When Leila Sawenko and her husband Tony Maguire reunited with their children after a week away in Sydney in March 2020, lots of cuddles and kisses were shared. Unknowingly, the couple also shared something else with their three young children – COVID-19.

A week after arriving home, Leila and Tony began to feel unwell. Leila received an email saying some NSW relatives had tested positive for the virus, prompting the couple to get tested. The results came back positive.

The couple's three children – Bodhi, 9, Lenny, 7, and Marley, 6 – were tested but negative. It was a surprise, given they lived in such close quarters with their parents.

Technically, this was a case of chronic exposure. So, what was going on? Suddenly, the family became a perfect case study for researchers trying to understand how children's immune response to COVID-19 differed from adults.

The family of five shared blood, saliva, stool and urine samples, as well as nose and throat swabs, with a team of 30 researchers led by the Murdoch Children's Research Institute (MCRI). Samples were taken every two to three days over a month.

While Leila and Tony experienced heavy flu-like symptoms, their children's experience was more like a cold. Bodhi reported a cough, sore throat and abdominal discomfort, while Lenny had a mild cough and runny nose. Marley, the couple's youngest child, who had been sharing a bed with her parents while they were infectious, displayed no symptoms at all.

"It was jaw-droppingly amazing because they'd spent a week and a half with us while we were COVID-positive," Leila says. The children's initial negative test results baffled MCRI paediatrician Dr Shidan Tosif, who tested them a further three times – even using two different laboratories. But further studies revealed they had all contracted COVID-19.
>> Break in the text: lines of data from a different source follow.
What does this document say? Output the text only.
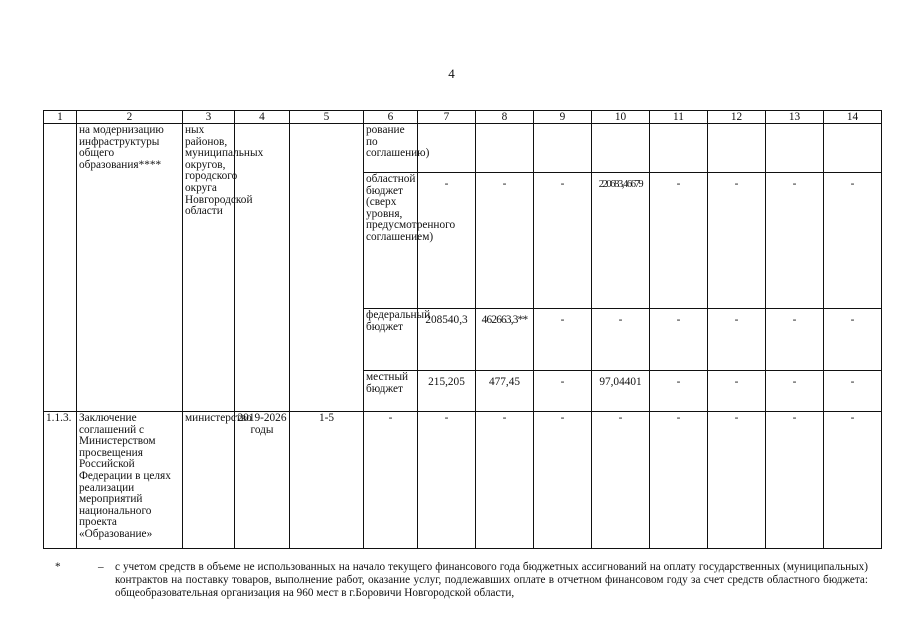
4
1	2	3	4	5	6	7	8	9	10	11	12	13	14
	на модернизацию инфраструктуры общего образования****	ных районов, муниципальных округов, городского округа Новгородской области			рование по соглашению)								
					областной бюджет (сверх уровня, предусмотренного соглашением)	-	-	-	220683,46679	-	-	-	-
					федеральный бюджет	208540,3	462663,3**	-	-	-	-	-	-
					местный бюджет	215,205	477,45	-	97,04401	-	-	-	-
1.1.3.	Заключение соглашений с Министерством просвещения Российской Федерации в целях реализации мероприятий национального проекта «Образование»	министерство	2019-2026 годы	1-5	-	-	-	-	-	-	-	-	-
*	– с учетом средств в объеме не использованных на начало текущего финансового года бюджетных ассигнований на оплату государственных (муниципальных) контрактов на поставку товаров, выполнение работ, оказание услуг, подлежавших оплате в отчетном финансовом году за счет средств областного бюджета: общеобразовательная организация на 960 мест в г.Боровичи Новгородской области,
Shidan says it was striking that all three children were found to have salivary antibodies to the virus. The one with the most robust immune response was Marley, who was asymptomatic.

"The fact these children were able to shut down the virus without even showing a positive test result suggests they have some level of their immune system which is able to respond and deal effectively with the virus," he says.

In one of the first studies of its kind, MCRI researchers established that COVID-19 was unlikely to have severe or lasting effects on younger age groups because children's immune systems responded differently to those of adults.

At a stage of the pandemic when so much was unknown, it was reassuring news for parents, carers and researchers alike.

The findings cemented MCRI's reputation as one of the top children's immune research institutes globally and armed researchers with clues as to why children can shut down the virus so effectively.

This led to the Institute launching a larger study, which has grown to become one of the world's most in-depth examinations of children's immune system responses to COVID-19. Almost 50 children and 70 adults from 28 Melbourne households infected with or exposed to COVID-19 are participating.